Another area of Škoda’s repeated growth last year was China, where the brand’s deliveries, at almost 235,700, were up 7.1 per cent as against 220,100 units in 2011. Therefore, China accounted for one quarter of Škoda sales worldwide.
Škoda also continued its growth in India, with around 34,300 units and a 14.2 per cent growth compared to 30,000 units in 2011.
Moreover, Škoda can report record deliveries to customers in 2012: for example markets in; Israel, turkey, Algeria, Australia, Iraq, Taiwan, Kazakhstan or Morocco.
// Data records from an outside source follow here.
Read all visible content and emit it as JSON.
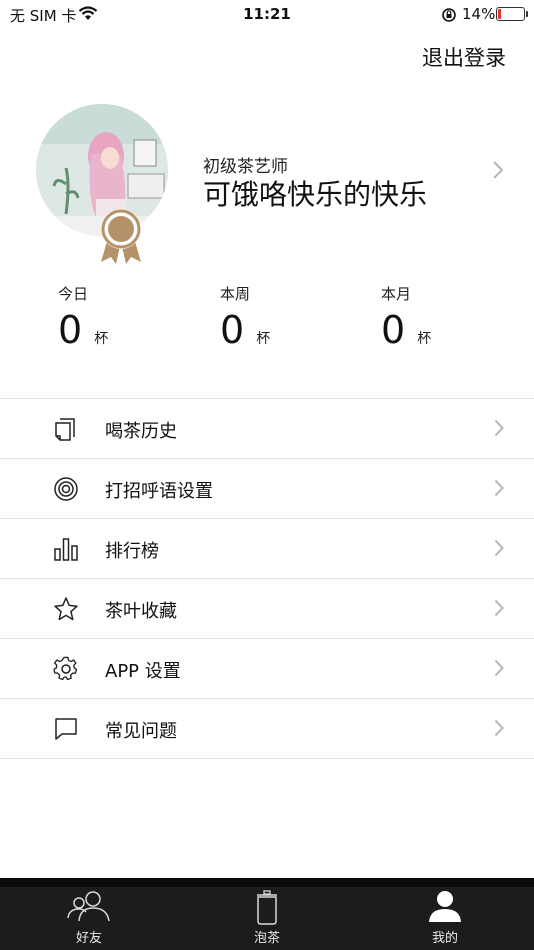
{
  "status_bar": {
    "carrier": "无 SIM 卡",
    "time": "11:21",
    "battery_percent": "14%",
    "battery_level": 0.14,
    "battery_color": "#e8322f"
  },
  "header": {
    "logout_label": "退出登录"
  },
  "profile": {
    "level": "初级茶艺师",
    "nickname": "可饿咯快乐的快乐",
    "medal_color": "#b4926a"
  },
  "stats": [
    {
      "label": "今日",
      "value": "0",
      "unit": "杯"
    },
    {
      "label": "本周",
      "value": "0",
      "unit": "杯"
    },
    {
      "label": "本月",
      "value": "0",
      "unit": "杯"
    }
  ],
  "menu": [
    {
      "label": "喝茶历史",
      "icon": "history-icon"
    },
    {
      "label": "打招呼语设置",
      "icon": "greeting-icon"
    },
    {
      "label": "排行榜",
      "icon": "ranking-icon"
    },
    {
      "label": "茶叶收藏",
      "icon": "star-icon"
    },
    {
      "label": "APP 设置",
      "icon": "gear-icon"
    },
    {
      "label": "常见问题",
      "icon": "chat-bubble-icon"
    }
  ],
  "tabbar": {
    "tabs": [
      {
        "label": "好友",
        "icon": "friends-icon"
      },
      {
        "label": "泡茶",
        "icon": "teapot-icon"
      },
      {
        "label": "我的",
        "icon": "user-icon"
      }
    ],
    "active_index": 2
  }
}
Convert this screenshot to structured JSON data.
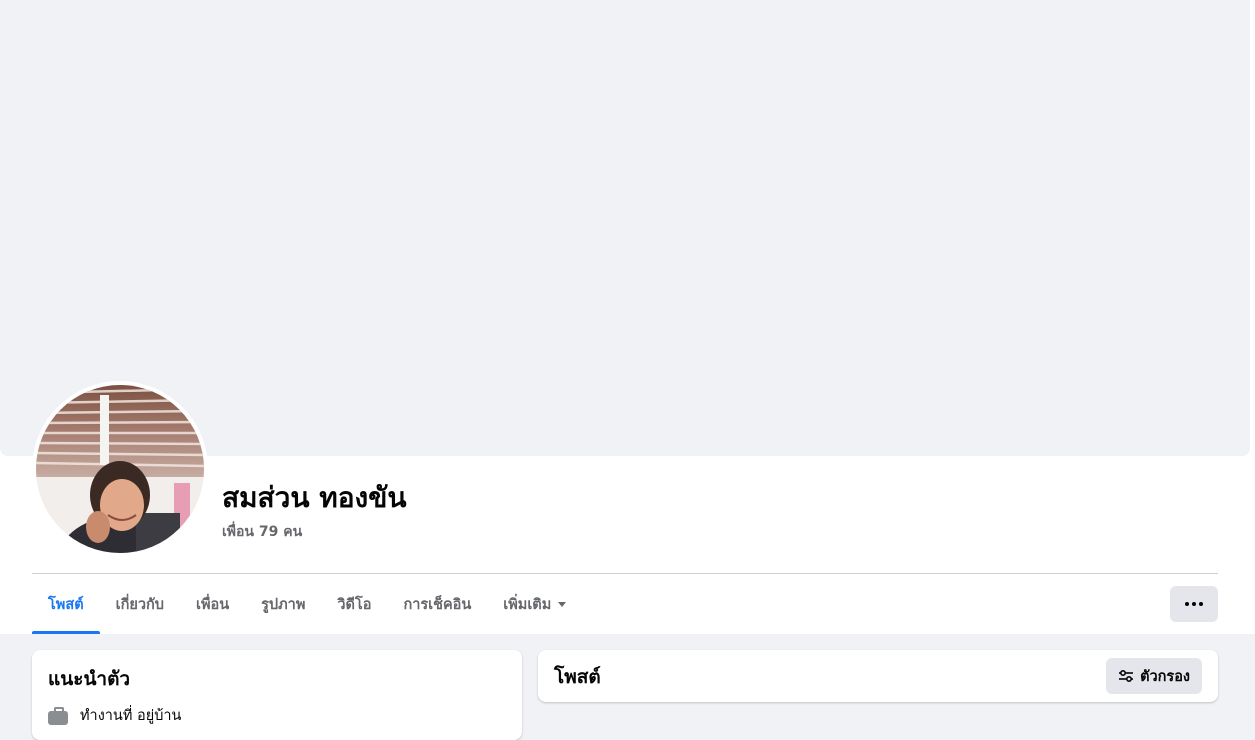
{
  "profile": {
    "name": "สมส่วน ทองขัน",
    "friend_count_text": "เพื่อน 79 คน"
  },
  "tabs": [
    {
      "label": "โพสต์",
      "active": true
    },
    {
      "label": "เกี่ยวกับ",
      "active": false
    },
    {
      "label": "เพื่อน",
      "active": false
    },
    {
      "label": "รูปภาพ",
      "active": false
    },
    {
      "label": "วิดีโอ",
      "active": false
    },
    {
      "label": "การเช็คอิน",
      "active": false
    },
    {
      "label": "เพิ่มเติม",
      "active": false,
      "has_dropdown": true
    }
  ],
  "intro": {
    "title": "แนะนำตัว",
    "work_text": "ทำงานที่ อยู่บ้าน",
    "work_icon": "briefcase-icon"
  },
  "posts": {
    "title": "โพสต์",
    "filter_label": "ตัวกรอง",
    "filter_icon": "sliders-icon"
  },
  "colors": {
    "accent": "#1877f2",
    "background": "#f0f2f5",
    "secondary_text": "#65676b",
    "button_bg": "#e4e6eb"
  }
}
The first half of 2013 will be influenced by the beginning of production and sales of the new Škoda Octavia. Still, in 2013, Škoda aims to further bolster its international market position. “Economic headwinds will continue to affect automobile markets in 2013,” says Werner Eichhorn, Škoda board member for sales and marketing. “Especially in Europe, the sales slump in some markets is not over yet. However, we think there will be further growth outside Europe. This means the new Škoda Octavia and other new models in the next twelve months will come at just the right time,” says Eichhorn.
In launching the new Škoda Octavia, the brand ignites the next stage in the largest model offensive in the company’s history. “The Škoda Octavia is the heart of the brand. In the new Octavia, we have made a good car even better. It is a class of its own, offering middle-segment quality at a compact-car price,” says CEO Vahland. Škoda will begin introduction of the compact saloon in the Czech Republic in early February, with other international markets subsequently to follow.